Когда Кирибеевич был убит, царь «прогневался гневом» и велел схватить купца.

Как возго?ворил православный царь:

«Отвечай мне по правде, по совести,

Вольной волею или нехотя

Ты убил насмерть мово верного слугу,

Мово лучшего бойца Кирибеевича?»

«Я скажу тебе, православный царь:

Я убил его вольной волею,

А за что про что — не скажу тебе,

Скажу только Богу единому...»

Здесь купец вышел из своего рассчитанного круговорота, — он не сказал правды (как ему «положено» по его прямому характеру), через которую, вероятно, мог бы спасти свою голову. Он принял на себя судьбу преступника, который, будучи осужден на казнь, вызовет жалость народа и станет как бы мучеником, о котором поют песни... Никому ведь не ведомо, что погиб он за свою «святую правду-матушку»... И какая светлая грусть веет над его могилой! —

Схоронили его за Москвой-рекой,

На чистом поле промеж трех дорог:

Промеж тульской, рязанской, владимирской,

И бугор земли сырой тут насыпали,

И кленовый крест тут поставили.

И гуляют, шумят ветры буйные

Над его безыменной могилкою.

И проходят мимо люди добрые:

Пройдет стар человек — перекрестится,

Пройдет молодец — приосанится,

Пройдет девица — пригорюнится,

А пройдут гусляры — споют песенку.

И никому-то нет дела до Кирибеевича. Может быть, только одна Алена Дмитревна, молодая вдова, и вспомнит когда-нибудь о нем...

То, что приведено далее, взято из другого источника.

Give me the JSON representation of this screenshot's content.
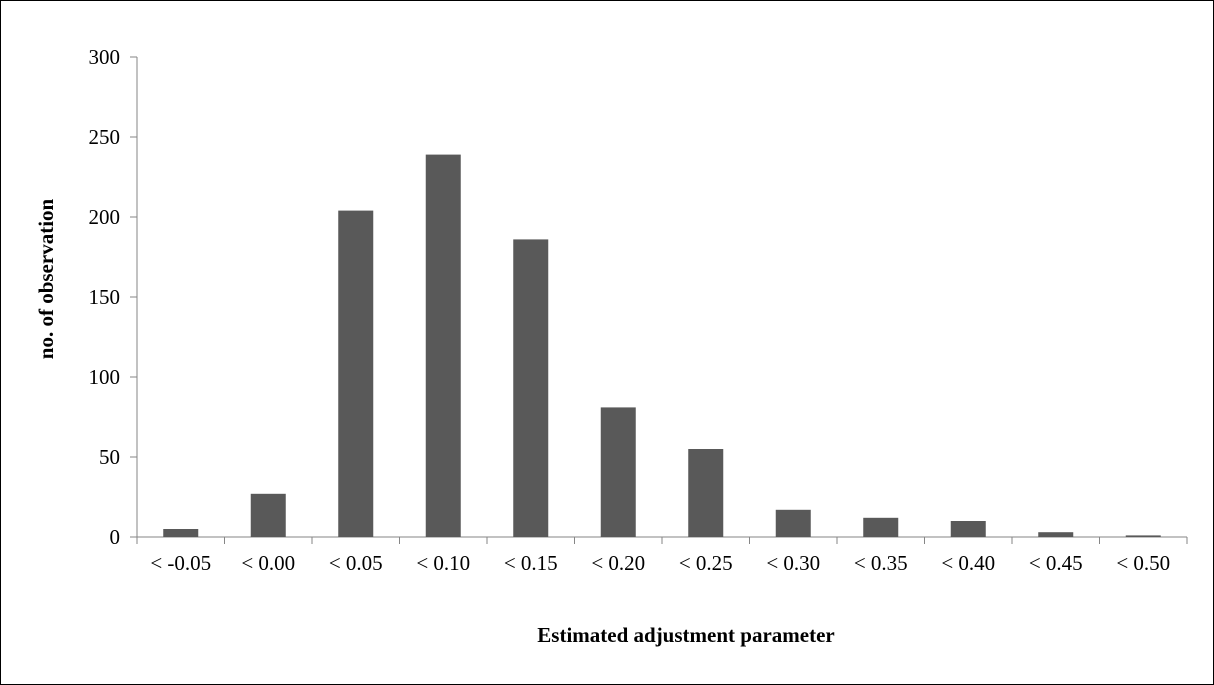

Итак, смутный, тяжелый период был пройден. После «Бородина» и «Песни про царя Ивана Васильевича, молодого опричника и удалого купца Калашникова» Лермонтов почувствовал необыкновенный прилив сил; «страшная жажда песнопенья» вновь охватила его. Она была уже не та, не юношеская, не отчаянная, не самоубийственная, — словом, другая. Это было возрождение, страстно ожидавшееся, молимое... Он решил выйти в отставку. С «Бородина» и «Песни...» начать деятельность литератора. У Краевского в «Литературных прибавлениях...» и затем хорошо бы в «Современнике» Пушкина!.. Хотелось обе эти вещи показать Пушкину. Как умно ведется «Современник» — с каким достоинством, без всякого заискивания перед публикой. Куда пухлой «Библиотеке...» до него. Как пошлы и мелки зубоскал Сенковский и подлый хвастун Булгарин! В этом журнале Пушкина вызревает будущая русская литература. «Современник» — подлинно патриотичен, без деклараций и назойливых «мыслей о России» (вот где Краевскому нужно учиться ведению журнала). И никакой иностранщины: русские авторы, оригинальные статьи... А все прочие журналы полны материалов, переведенных из заграничных газет и журналов. «Современник» — журнал поэта, писателя, критика, постепенно стягивающего к себе единомышленников. Нельзя быть в стороне.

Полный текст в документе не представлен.